Innovation in Byzantine Medicine
- Cover
- Author: Petros Bouras-Vallianatos
- Original title: Innovation in Byzantine Medicine: The Writings of John Zacharias Aktouarios (c.1275-c.1330)
- Language: English
- Subject: History of medicine, Byzantine history
- Genre: Non-fiction
- Publisher: Oxford University Press
- Publication date: February 5, 2020
- Publication place: United Kingdom
- Pages: 368
- Award: The Prize for Young Historians by International Academy of the History of Science (2021)
- ISBN: 978-0198850687

= Innovation in Byzantine Medicine =

Book by Petros Bouras-Vallianatos

Innovation in Byzantine Medicine: The Writings of John Zacharias Aktouarios (c.1275-c.1330) is a 2020 monograph by Greek author and academic Petros Bouras-Vallianatos. The book delves into the largely unexplored works of late Byzantine physician John Zacharias Aktouarios, known for his contributions to uroscopy, physiology, and pharmacology. It highlights Aktouarios' original theories, including the introduction of a new urine vial divided into eleven areas and his theory about the connection of each area with a certain part of the human body, and provides insight into the intellectual and social contexts of medical practice in the Byzantine era. Bouras-Vallianatos argues that Aktouarios' medical works were remarkably open to knowledge from outside Byzantium and displayed significant originality. The analysis of Aktouarios's treatises is based on a wide range of manuscripts and sources, shedding new light on Byzantine medical thought and its cultural exchanges with the Latin and Islamic worlds.

==Overview==
This book offers a comprehensive examination of the medical writings of John Zacharias Aktouarios, a Late Byzantine physician. By stressing the importance of John's treatises, in the history of medieval and early modern medicine, it overturns the derogatory view that Byzantine medicine was stagnant and unoriginal. John was born around 1275 and was a well-educated practising physician in Constantinople. He wrote three major works. In his long uroscopy treatise, On Urines, he identifies a large number of urinary features from colour to sediment in an attempt to diagnose and prognosticate the patient's clinical condition. What makes his work so interesting is that he often elaborates his narration with case histories involving real patients from his clinical experience. His longest work is the Medical Epitome, which was written for the contemporary Alexios Apokaukos. The pharmacological part, in particular, presents a unique amalgamation of earlier Greek and Byzantine sources with recently introduced Arabic pharmacological lore, an excellent example of medieval scientific knowledge transfer. What makes the work quite original is that John often introduced his own recipes as an outcome of his rich practical experience. In his work On Psychic Pneuma, which is dedicated to Joseph Rhakendytes, he argued that the purified state of the psychic pneuma (the first instrument of the soul), achieved through an appropriate regimen (e.g. diet, exercise, sleep, bathing), was essential to keeping ones bodily and spiritual health in good condition, thus offering a unique psychotherapeutic approach. The analysis is based on a wide range of previously unedited manuscripts, shedding new light on Byzantine medical thought and practice in light of contemporary medical developments in the wider Mediterranean (e.g. Latin, Islamic).

==Critical reception==
In her review, Orly Lewis (Note: of the Hebrew University of Jerusalem) acclaimed Bouras-Vallianatos for offering an in-depth study of John's writings and medical ideas and emphasising John's innovative contributions and the recognition of Byzantine medicine as a dynamic field.

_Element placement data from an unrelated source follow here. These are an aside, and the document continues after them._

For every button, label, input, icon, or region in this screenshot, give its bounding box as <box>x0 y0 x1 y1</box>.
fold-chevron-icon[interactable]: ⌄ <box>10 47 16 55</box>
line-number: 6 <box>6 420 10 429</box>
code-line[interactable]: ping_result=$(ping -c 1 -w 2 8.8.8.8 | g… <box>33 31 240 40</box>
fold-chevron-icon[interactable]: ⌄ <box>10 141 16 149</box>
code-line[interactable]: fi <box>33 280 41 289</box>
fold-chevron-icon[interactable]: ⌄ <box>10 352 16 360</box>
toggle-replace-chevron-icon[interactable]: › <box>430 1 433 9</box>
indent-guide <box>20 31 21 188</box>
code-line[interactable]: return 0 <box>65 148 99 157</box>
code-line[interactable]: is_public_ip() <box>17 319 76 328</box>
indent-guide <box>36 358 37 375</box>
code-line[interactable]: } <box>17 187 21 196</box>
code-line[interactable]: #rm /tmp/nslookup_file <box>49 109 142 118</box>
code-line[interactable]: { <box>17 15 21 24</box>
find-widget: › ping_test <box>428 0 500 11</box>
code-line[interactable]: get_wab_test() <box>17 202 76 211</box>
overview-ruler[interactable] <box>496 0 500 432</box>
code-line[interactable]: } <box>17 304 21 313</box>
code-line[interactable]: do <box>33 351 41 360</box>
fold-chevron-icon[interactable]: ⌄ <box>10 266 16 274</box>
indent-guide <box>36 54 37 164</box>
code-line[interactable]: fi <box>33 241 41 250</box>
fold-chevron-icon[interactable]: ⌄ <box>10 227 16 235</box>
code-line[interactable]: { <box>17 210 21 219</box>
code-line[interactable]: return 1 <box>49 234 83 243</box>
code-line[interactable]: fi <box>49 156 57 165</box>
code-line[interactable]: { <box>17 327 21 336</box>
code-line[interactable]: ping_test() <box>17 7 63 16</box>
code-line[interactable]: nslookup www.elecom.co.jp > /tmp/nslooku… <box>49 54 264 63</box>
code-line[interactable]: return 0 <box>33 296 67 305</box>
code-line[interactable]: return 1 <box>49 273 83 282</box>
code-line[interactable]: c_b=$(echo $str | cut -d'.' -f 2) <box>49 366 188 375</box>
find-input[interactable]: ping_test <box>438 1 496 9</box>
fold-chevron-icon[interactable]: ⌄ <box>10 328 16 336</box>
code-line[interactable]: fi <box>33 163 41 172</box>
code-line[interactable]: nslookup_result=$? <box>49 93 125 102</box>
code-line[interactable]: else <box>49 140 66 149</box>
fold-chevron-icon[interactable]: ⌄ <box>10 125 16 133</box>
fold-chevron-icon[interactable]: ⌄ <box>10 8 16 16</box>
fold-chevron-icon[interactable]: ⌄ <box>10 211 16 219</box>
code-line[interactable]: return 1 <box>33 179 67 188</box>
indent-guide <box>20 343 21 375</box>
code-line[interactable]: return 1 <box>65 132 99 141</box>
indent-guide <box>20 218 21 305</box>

Isabel Grimm-Stadelmann (Note: of the Bavarian Academy of Sciences in Munich) said "Bouras-Vallianatos offers an excellent contribution to the understanding of Byzantine medical culture" commending the book for its in-depth analysis of Byzantine medicine.

Koray Durak (Note: of the Boğaziçi University, Istanbul) appreciated how the book explores various aspects of Zacharias' work, such as uroscopy, clinical narratives, and pharmacology, and places him in the broader context of Byzantine and Mediterranean medical traditions. Durak praised Bouras-Vallianatos for being "as original, practical and accessible as the subject of his research".

Maria Mavroudi (Note: of the University of California, Berkeley) stressed the book's role in providing a comprehensive history of Byzantine medicine, especially during the Paleologan era when most Greek medical texts were written. Mavroudi acknowledged the book's contribution to dispelling the notion that Byzantine medicine was merely an uncreative imitation of ancient Greek medicine. She also emphasized that this book is one of the very few studies on premodern science that “combines good history with good philology”.

== Awards ==
Bouras-Vallianatos has been awarded for his book the 2021 Prize for Young Historians by the International Academy of the History of Science.